The action is underplayed apparently for the sake of pseudo-realism since Kintaro is an idealized portrait of Japan's real overworked dutiful salary men, maltreated, disrespected, underestimated, but always faithful like brave obedient dogs.
Cut to courtroom decision, Kintaro getting one year's probation, so in essence not in trouble for his rather mild antics. Cut to Senator getting arrested (B.F.D.) for accepting bribes from the bad construction company. Cut to Kintaro greeted outside the courtroom by hordes of Japanese people who now idolize him. Then his company's president, the kindly-old-Gepetto, repeats a previous speech he already gave, just in case we didn't get the "message" the first time it was over-stated: "Japanese people are angry. The people admire you for your boldness." Then the bubblegummy pop soundtrack gets more annoying than ever & a really bad song is sung behind the credits.
This gutless picture was directed as a "family film" for unhappy salary men & their sons, so that guys who don't ordinarily have time for movies can for a little while try to relate to someone who is handsomer than they are, braver than they are, stronger than they are, no less slavish than they are, & not apt to step too far outside socially accepted norms even while pretending to be some kind of gangbanger knight in shining armor. The simpleminded theme is spelled out for retards & the mild violence is afraid of being scary. A critic who compared Kintaro to Walter Mitty was unfortunately dead-on. Walter Mitty was a hero only in his imagination, an office schlub who daydreams himself into fantastic adventures while his actual life remains crap.
The film is awkwardly written, competently but not excellently performed, & though setting up our heroic Salary Man as the equivalent of a brave samurai or chivalrous yakuza, he doesn't actually sacrifice anything & utterly fails at vengeance.

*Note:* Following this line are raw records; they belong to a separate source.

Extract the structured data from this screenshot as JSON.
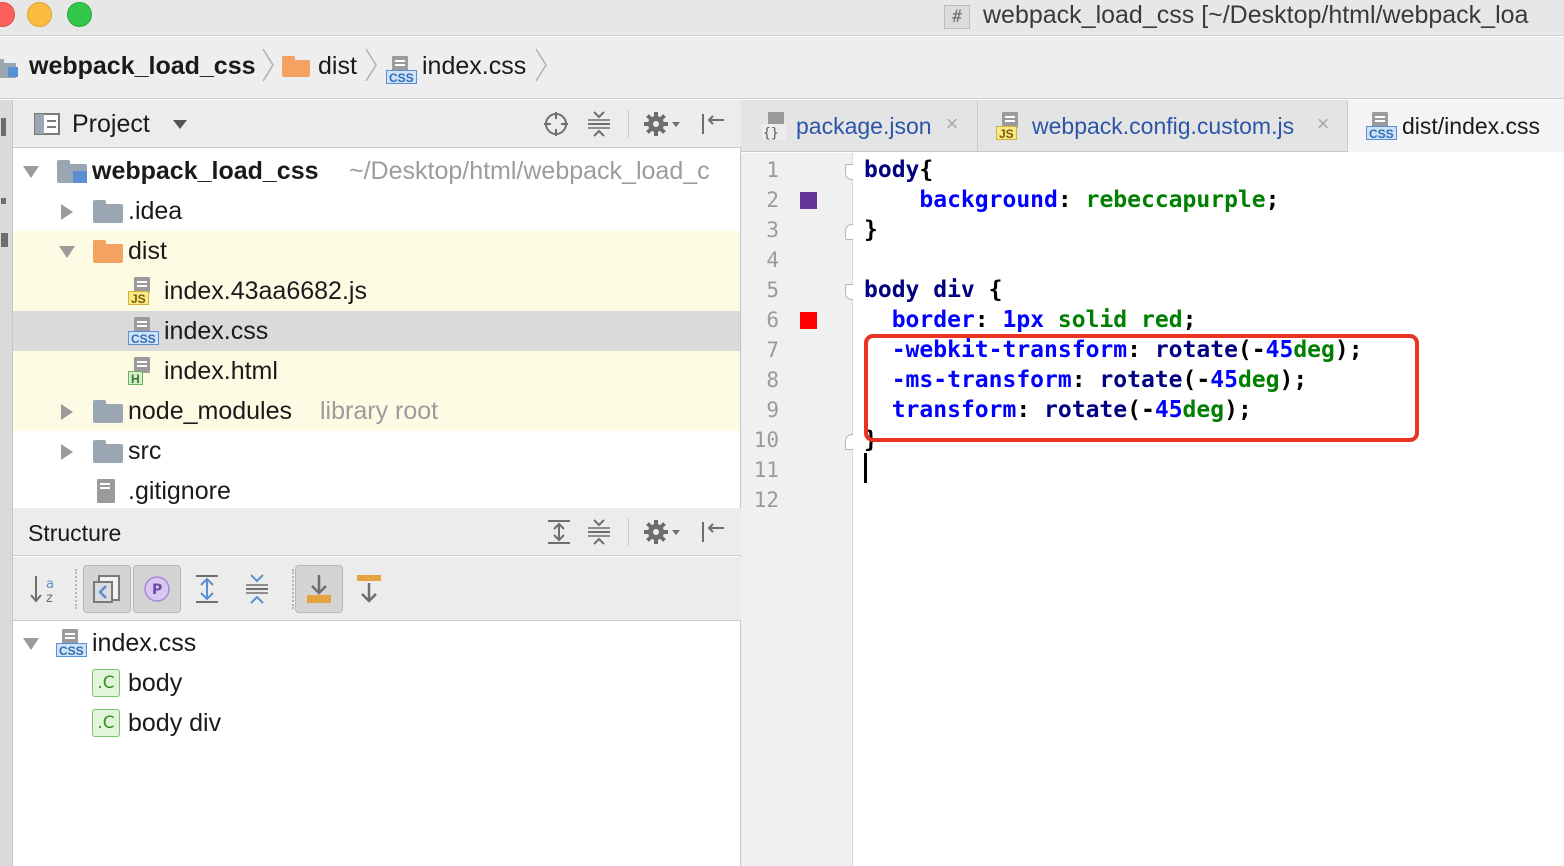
{
  "window": {
    "title": "webpack_load_css [~/Desktop/html/webpack_loa",
    "title_icon": "#"
  },
  "breadcrumb": [
    {
      "label": "webpack_load_css",
      "icon": "module-icon"
    },
    {
      "label": "dist",
      "icon": "folder-icon"
    },
    {
      "label": "index.css",
      "icon": "css-file-icon"
    }
  ],
  "project_panel": {
    "title": "Project",
    "tree": [
      {
        "label": "webpack_load_css",
        "hint": "~/Desktop/html/webpack_load_c",
        "icon": "module-folder-icon",
        "expanded": true
      },
      {
        "label": ".idea",
        "icon": "folder-icon",
        "expanded": false
      },
      {
        "label": "dist",
        "icon": "folder-icon",
        "expanded": true
      },
      {
        "label": "index.43aa6682.js",
        "icon": "js-file-icon"
      },
      {
        "label": "index.css",
        "icon": "css-file-icon",
        "selected": true
      },
      {
        "label": "index.html",
        "icon": "html-file-icon"
      },
      {
        "label": "node_modules",
        "hint": "library root",
        "icon": "folder-icon",
        "expanded": false
      },
      {
        "label": "src",
        "icon": "folder-icon",
        "expanded": false
      },
      {
        "label": ".gitignore",
        "icon": "text-file-icon"
      }
    ]
  },
  "structure_panel": {
    "title": "Structure",
    "tree": [
      {
        "label": "index.css",
        "icon": "css-file-icon"
      },
      {
        "label": "body",
        "icon": "css-class-icon"
      },
      {
        "label": "body div",
        "icon": "css-class-icon"
      }
    ]
  },
  "editor": {
    "tabs": [
      {
        "label": "package.json",
        "icon": "json-file-icon",
        "active": false
      },
      {
        "label": "webpack.config.custom.js",
        "icon": "js-file-icon",
        "active": false
      },
      {
        "label": "dist/index.css",
        "icon": "css-file-icon",
        "active": true
      }
    ],
    "line_numbers": [
      "1",
      "2",
      "3",
      "4",
      "5",
      "6",
      "7",
      "8",
      "9",
      "10",
      "11",
      "12"
    ],
    "swatch_colors": {
      "line2": "#663399",
      "line6": "#ff0000"
    },
    "highlight_color": "#ea3323",
    "lines": {
      "l1": {
        "sel": "body",
        "pun": "{"
      },
      "l2": {
        "prop": "background",
        "colon": ":",
        "val": "rebeccapurple",
        "end": ";"
      },
      "l3": {
        "pun": "}"
      },
      "l5": {
        "sel": "body div",
        "pun": " {"
      },
      "l6": {
        "prop": "border",
        "colon": ":",
        "num": "1px",
        "val1": "solid",
        "val2": "red",
        "end": ";"
      },
      "l7": {
        "prop": "-webkit-transform",
        "colon": ":",
        "fn": "rotate",
        "open": "(-",
        "num": "45",
        "unit": "deg",
        "end": ");"
      },
      "l8": {
        "prop": "-ms-transform",
        "colon": ":",
        "fn": "rotate",
        "open": "(-",
        "num": "45",
        "unit": "deg",
        "end": ");"
      },
      "l9": {
        "prop": "transform",
        "colon": ":",
        "fn": "rotate",
        "open": "(-",
        "num": "45",
        "unit": "deg",
        "end": ");"
      },
      "l10": {
        "pun": "}"
      }
    }
  }
}
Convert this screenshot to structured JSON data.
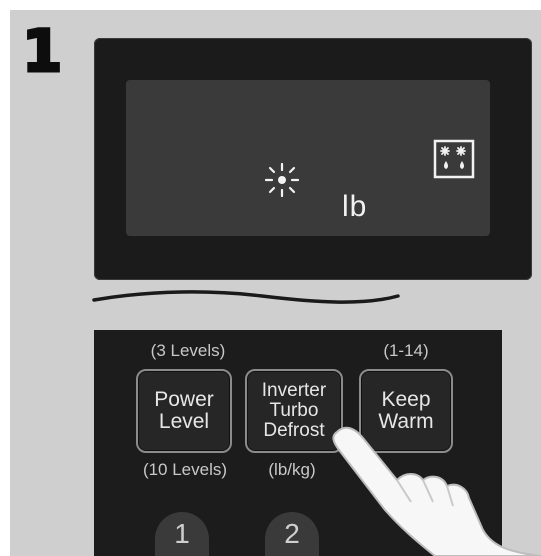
{
  "step": {
    "number": "1"
  },
  "display": {
    "unit": "lb",
    "icons": [
      "sun-icon",
      "defrost-icon"
    ]
  },
  "controls": {
    "top_captions": {
      "power": "(3 Levels)",
      "keep_warm": "(1-14)"
    },
    "bottom_captions": {
      "power": "(10 Levels)",
      "defrost": "(lb/kg)"
    },
    "buttons": [
      {
        "line1": "Power",
        "line2": "Level",
        "line3": ""
      },
      {
        "line1": "Inverter",
        "line2": "Turbo",
        "line3": "Defrost"
      },
      {
        "line1": "Keep",
        "line2": "Warm",
        "line3": ""
      }
    ],
    "number_keys": [
      "1",
      "2"
    ]
  },
  "colors": {
    "panel": "#1c1c1c",
    "screen": "#3a3a3a",
    "background": "#cfcfcf"
  }
}
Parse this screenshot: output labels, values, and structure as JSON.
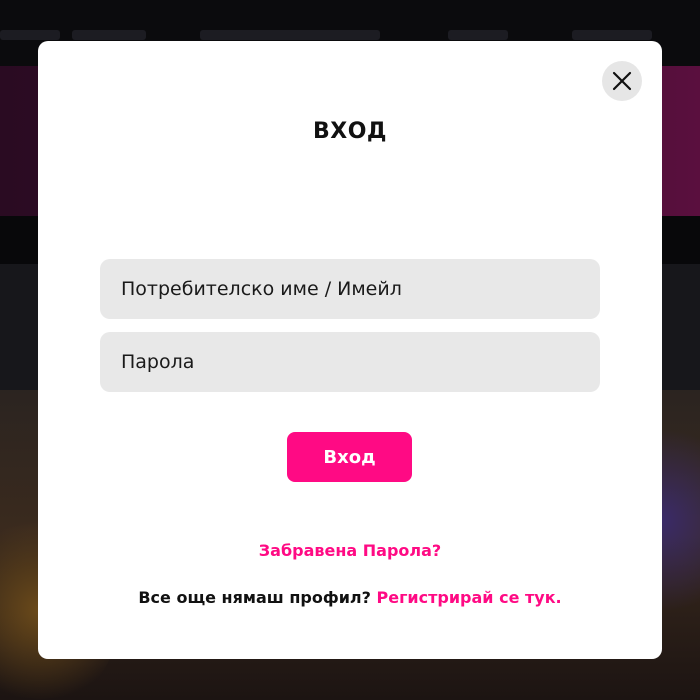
{
  "modal": {
    "title": "ВХОД",
    "close_icon": "close-icon",
    "username_placeholder": "Потребителско име / Имейл",
    "password_placeholder": "Парола",
    "login_label": "Вход",
    "forgot_label": "Забравена Парола?",
    "register_prompt": "Все още нямаш профил?",
    "register_link": "Регистрирай се тук."
  },
  "colors": {
    "accent": "#ff0a84",
    "field_bg": "#e8e8e8",
    "overlay_bg": "#0d0d10"
  }
}
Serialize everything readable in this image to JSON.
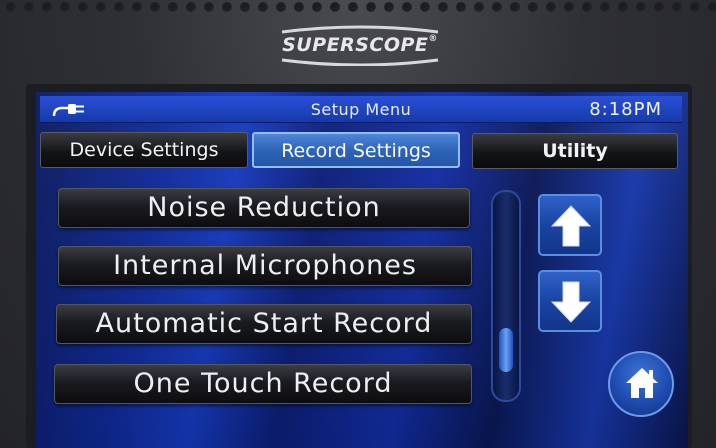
{
  "device": {
    "brand": "SUPERSCOPE",
    "brand_mark": "®"
  },
  "header": {
    "power_icon": "plug-icon",
    "title": "Setup Menu",
    "time": "8:18PM"
  },
  "tabs": [
    {
      "label": "Device Settings",
      "active": false
    },
    {
      "label": "Record Settings",
      "active": true
    },
    {
      "label": "Utility",
      "active": false
    }
  ],
  "menu": {
    "items": [
      {
        "label": "Noise Reduction"
      },
      {
        "label": "Internal Microphones"
      },
      {
        "label": "Automatic Start Record"
      },
      {
        "label": "One Touch Record"
      }
    ]
  },
  "scrollbar": {
    "position": 0.85
  },
  "nav": {
    "up_icon": "arrow-up-icon",
    "down_icon": "arrow-down-icon",
    "home_icon": "home-icon"
  },
  "colors": {
    "screen_blue": "#163bc2",
    "active_tab": "#2f64b8",
    "button_dark": "#141518"
  }
}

So despite the film's whining protest about disrespecting salary men, Kintaro as portrayed in this particular film is a debarked dog with his canines excised who postures well but that's all. If he's the idealized salary man, no wonder they get no respect.

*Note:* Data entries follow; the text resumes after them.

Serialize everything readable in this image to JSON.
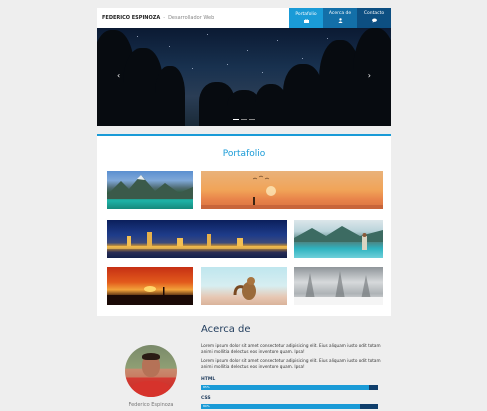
{
  "header": {
    "brand_name": "FEDERICO ESPINOZA",
    "brand_separator": "-",
    "brand_role": "Desarrollador Web",
    "nav": [
      {
        "label": "Portafolio",
        "icon": "briefcase-icon"
      },
      {
        "label": "Acerca de",
        "icon": "user-icon"
      },
      {
        "label": "Contacto",
        "icon": "chat-icon"
      }
    ]
  },
  "hero": {
    "prev_arrow": "‹",
    "next_arrow": "›",
    "slides": 3,
    "active_slide": 1
  },
  "portfolio": {
    "title": "Portafolio"
  },
  "about": {
    "title": "Acerca de",
    "name": "Federico Espinoza",
    "paragraph1": "Lorem ipsum dolor sit amet consectetur adipisicing elit. Eius aliquam iusto odit totam animi mollitia delectus eos inventore quam. Ipsa!",
    "paragraph2": "Lorem ipsum dolor sit amet consectetur adipisicing elit. Eius aliquam iusto odit totam animi mollitia delectus eos inventore quam. Ipsa!",
    "skills": [
      {
        "name": "HTML",
        "percent_label": "85%",
        "level": 0.95
      },
      {
        "name": "CSS",
        "percent_label": "80%",
        "level": 0.9
      }
    ]
  },
  "colors": {
    "accent": "#1a9bd7",
    "nav_mid": "#136fa8",
    "nav_dark": "#0d4f82",
    "bar_track": "#0f3e6b"
  }
}
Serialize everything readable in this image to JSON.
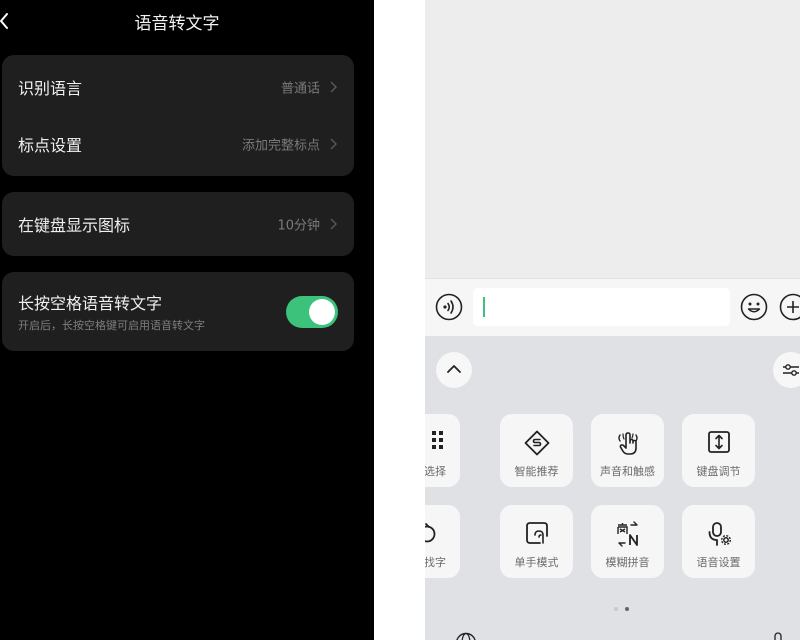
{
  "left_screen": {
    "title": "语音转文字",
    "rows": [
      {
        "label": "识别语言",
        "value": "普通话"
      },
      {
        "label": "标点设置",
        "value": "添加完整标点"
      }
    ],
    "keyboard_icon": {
      "label": "在键盘显示图标",
      "value": "10分钟"
    },
    "long_press": {
      "title": "长按空格语音转文字",
      "subtitle": "开启后，长按空格键可启用语音转文字",
      "enabled": true
    }
  },
  "right_screen": {
    "tools_row1": [
      {
        "label": "选择",
        "icon": "grid-icon"
      },
      {
        "label": "智能推荐",
        "icon": "smart-recommend-icon"
      },
      {
        "label": "声音和触感",
        "icon": "sound-touch-icon"
      },
      {
        "label": "键盘调节",
        "icon": "keyboard-adjust-icon"
      }
    ],
    "tools_row2": [
      {
        "label": "找字",
        "icon": "find-char-icon"
      },
      {
        "label": "单手模式",
        "icon": "one-hand-icon"
      },
      {
        "label": "模糊拼音",
        "icon": "fuzzy-pinyin-icon"
      },
      {
        "label": "语音设置",
        "icon": "voice-settings-icon"
      }
    ],
    "page_indicator": {
      "count": 2,
      "active": 2
    }
  },
  "colors": {
    "toggle_on": "#3cc27b",
    "cursor": "#3cc27b",
    "card_bg": "#1f1f1f"
  }
}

In case a viewer didn't feel sufficiently punished & wanted to see more of Kintaro, a television series picks up Kintaro's adventures, with Takahashi Katsunori (shown in the in-text photo above) starring as the motor cycle gangbanger turned tepidly womanizing violent businessman.
Although it may be hard to track down, the whole series has been available with English subtitles on discs with ten to twelve episodes per disc: Sarariman Kintaro 1 (1999), Sarariman Kintaro 2 (2000), Saririman Kintaro 3 (2002), & Sarariman Kintaro 4 (2004)

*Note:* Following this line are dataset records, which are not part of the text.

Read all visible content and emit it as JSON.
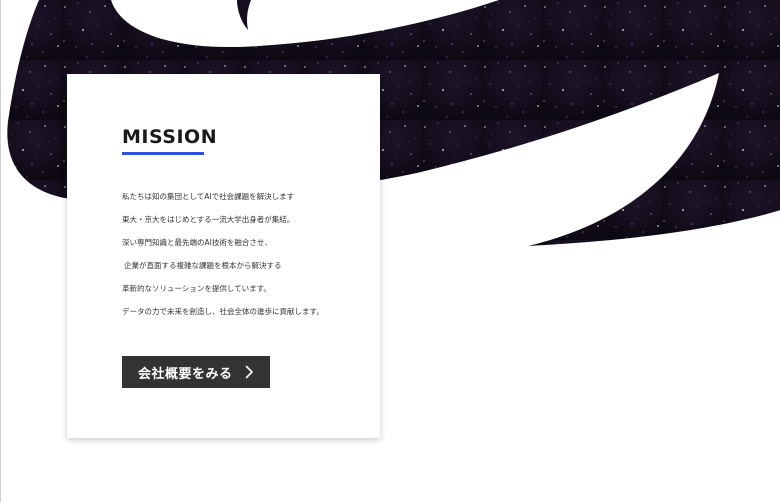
{
  "mission": {
    "title": "MISSION",
    "lines": [
      "私たちは知の集団としてAIで社会課題を解決します",
      "東大・京大をはじめとする一流大学出身者が集結。",
      "深い専門知識と最先端のAI技術を融合させ、",
      "企業が直面する複雑な課題を根本から解決する",
      "革新的なソリューションを提供しています。",
      "データの力で未来を創造し、社会全体の進歩に貢献します。"
    ],
    "button_label": "会社概要をみる"
  },
  "icons": {
    "button_icon": "chevron-right-icon",
    "background": "starfield-swoosh"
  },
  "colors": {
    "accent": "#2b53e0",
    "button_bg": "#333333",
    "night_sky": "#140d1c"
  }
}
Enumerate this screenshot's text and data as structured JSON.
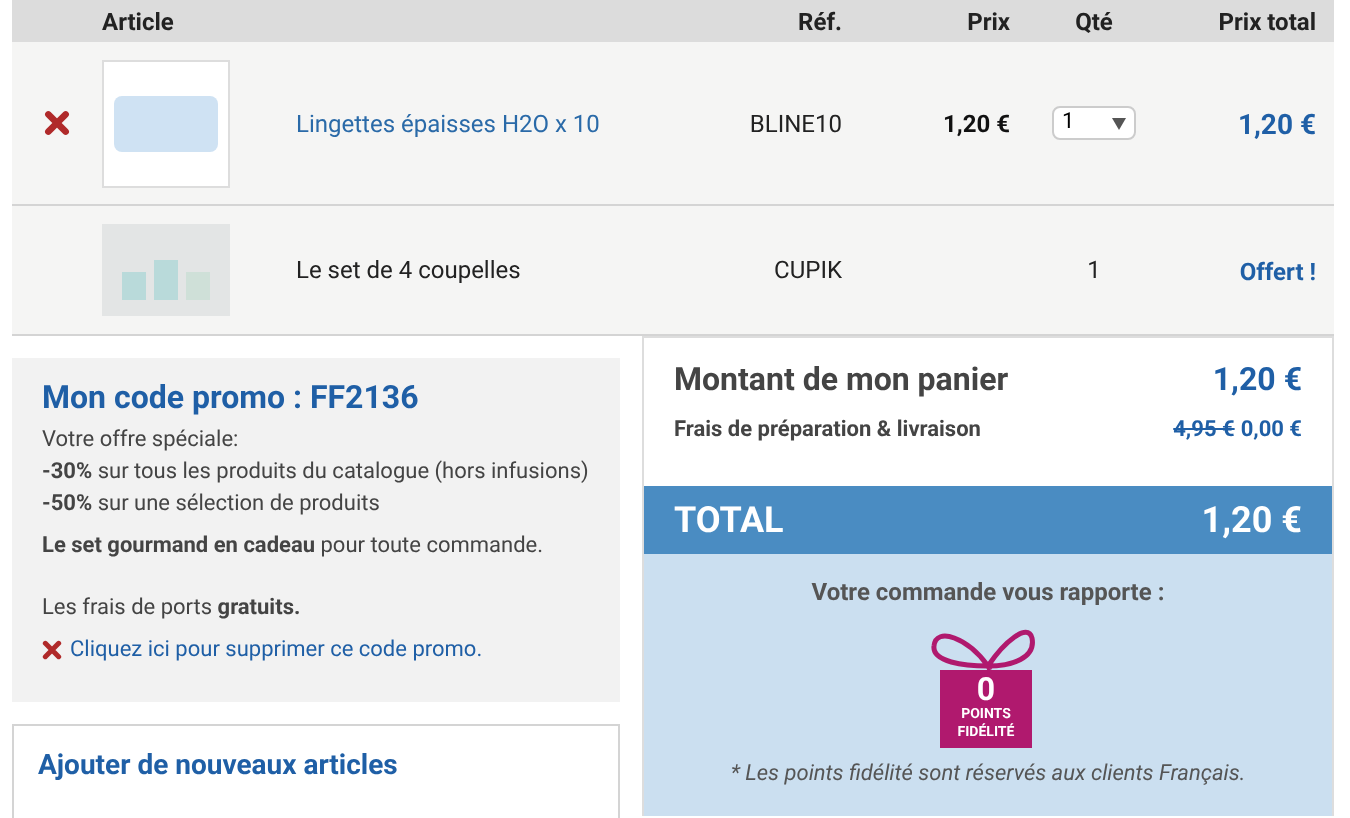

Also available with English subtitles is the anime version with twenty or more episodes in 2001 likewise titled Saririman Kintaro with four episodes on each of the first two DVD disc releases in 2005, with further episodes doubtless forthcoming.
This last is occasionally falsely advertised as by Takashi Miike since his name sells. If not for the occasional outbursts of graphically drawn violence, the anime series would definitely be kids' stuff rather than mature anime, having simpleminded plots & moral lessons. The best that can be said for the cartoons is they're not as bad as Miike's live action movie.
If the viewer still isn't satiated, then there's the original illustrated book version (not translated), & even video & Playstation Kintaro games. Kintaro is even a spokesman in television advertisements, for this lame character really hit a note for the pitiful salaryman class, who'd frankly rather be cartoon characters than than live the lives they're stuck with.